MIAMI – Today in Aviation marks the 51st anniversary of the first flight of the Fairchild Swearingen Metroliner in 1969.

The Fairchild Swearingen Metroliner (formerly the Swearingen Metro and later the Fairchild Aerospace Metro) was a 19-seat, twin-turboprop, pressurized airliner first produced by Swearingen Aircraft and later by Fairchild Aircraft at its San Antonio, Texas facility.

Vee H Aviation VH-VEK Fairchild SA-227DC Metro 23 c:n DC-845B – Location- Da Vinci Blvd, Brisbane Airport. Photo: Wiki Commons.

Metroliner Origins


Gradual modifications to Swearingen Merlin’s Beechcraft Twin Bonanza and Queen Air business turboprop-powered business aircraft paved the way for the Metroliner.
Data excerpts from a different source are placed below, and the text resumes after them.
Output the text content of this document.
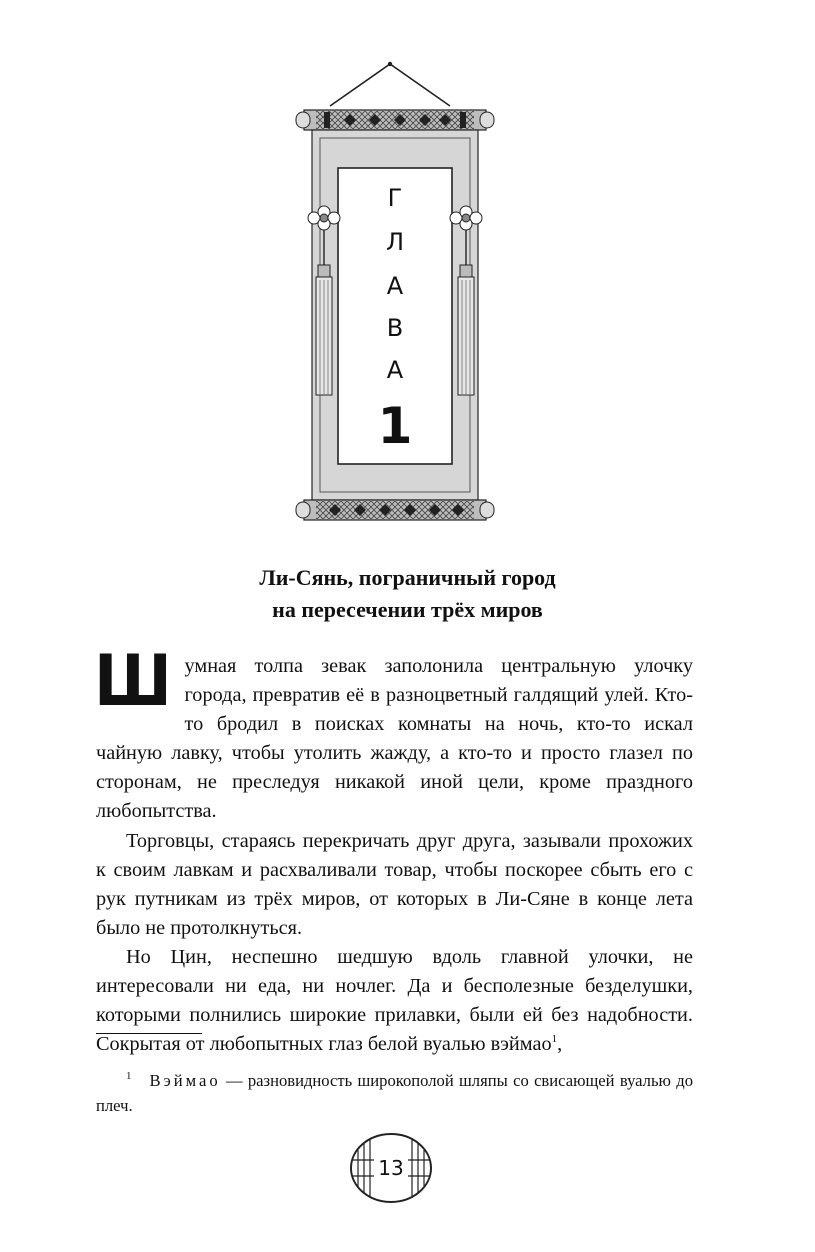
Г
Л
А
В
А
1
Ли-Сянь, пограничный город
на пересечении трёх миров

Шумная толпа зевак заполонила центральную улочку города, превратив её в разноцветный галдящий улей. Кто-то бродил в поисках комнаты на ночь, кто-то искал чайную лавку, чтобы утолить жажду, а кто-то и просто глазел по сторонам, не преследуя никакой иной цели, кроме праздного любопытства.

Торговцы, стараясь перекричать друг друга, зазывали прохожих к своим лавкам и расхваливали товар, чтобы поскорее сбыть его с рук путникам из трёх миров, от которых в Ли-Сяне в конце лета было не протолкнуться.

Но Цин, неспешно шедшую вдоль главной улочки, не интересовали ни еда, ни ночлег. Да и бесполезные безделушки, которыми полнились широкие прилавки, были ей без надобности. Сокрытая от любопытных глаз белой вуалью вэймао$^1$,

$^1$ Вэймао — разновидность широкополой шляпы со свисающей вуалью до плеч.
13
It was dubbed Excalibur by Ed Swearingen, the Texas fixed-base operator (FBO) who spearheaded the development of the type.

Construction of the Metro prototype began in 1968. At the end of 1971, Fairchild, which marketed the Metro and built its wings and engine nacelles, purchased 90% of Swearingen, renaming the company Swearingen Aviation Corporation.

According to Airways magazine Vol. 8, No. 4; Issue 64, June 2001, it was at this stage that the previously cash-strapped company was able to put the Metro into production.

An Australian air Express purpose-built SA227-AT Expediter freighter without cabin windows. Photo: Wiki Commons.

Initial Operations


In 1972, Societe Miniere de Bakwanga (MIBA) in Kinshasa, Zaire, received two of the original Metro model, the first customer to bring the Metro into service. Commuter Airlines became the first airline to bring them into operation in January 1973 followed by Air Wisconsin (ZW) shortly after.

It also went into service with Perimeter Aviation (YP) in Canada, a long-term operator of the Metro II and III. Perimeter modified the types using a four-bladed propeller that was less susceptible to stone chips on gravel runways.

Throughout Australia, the Metroliner has been especially popular. After the first Merlin IVA arrived in 1975, approximately 20% of the fleet has been based there. According to the CASA Australian civil aircraft registry, as of December 2008, 61 Metros and Expediters were registered in Australia, more than all of its industry rivals combined.

Production of the Metroliner ended in 1998.


Featured image: A Metro II converted for cargo with a large freight door on the left side at the rear. Photo: Wiki Commons.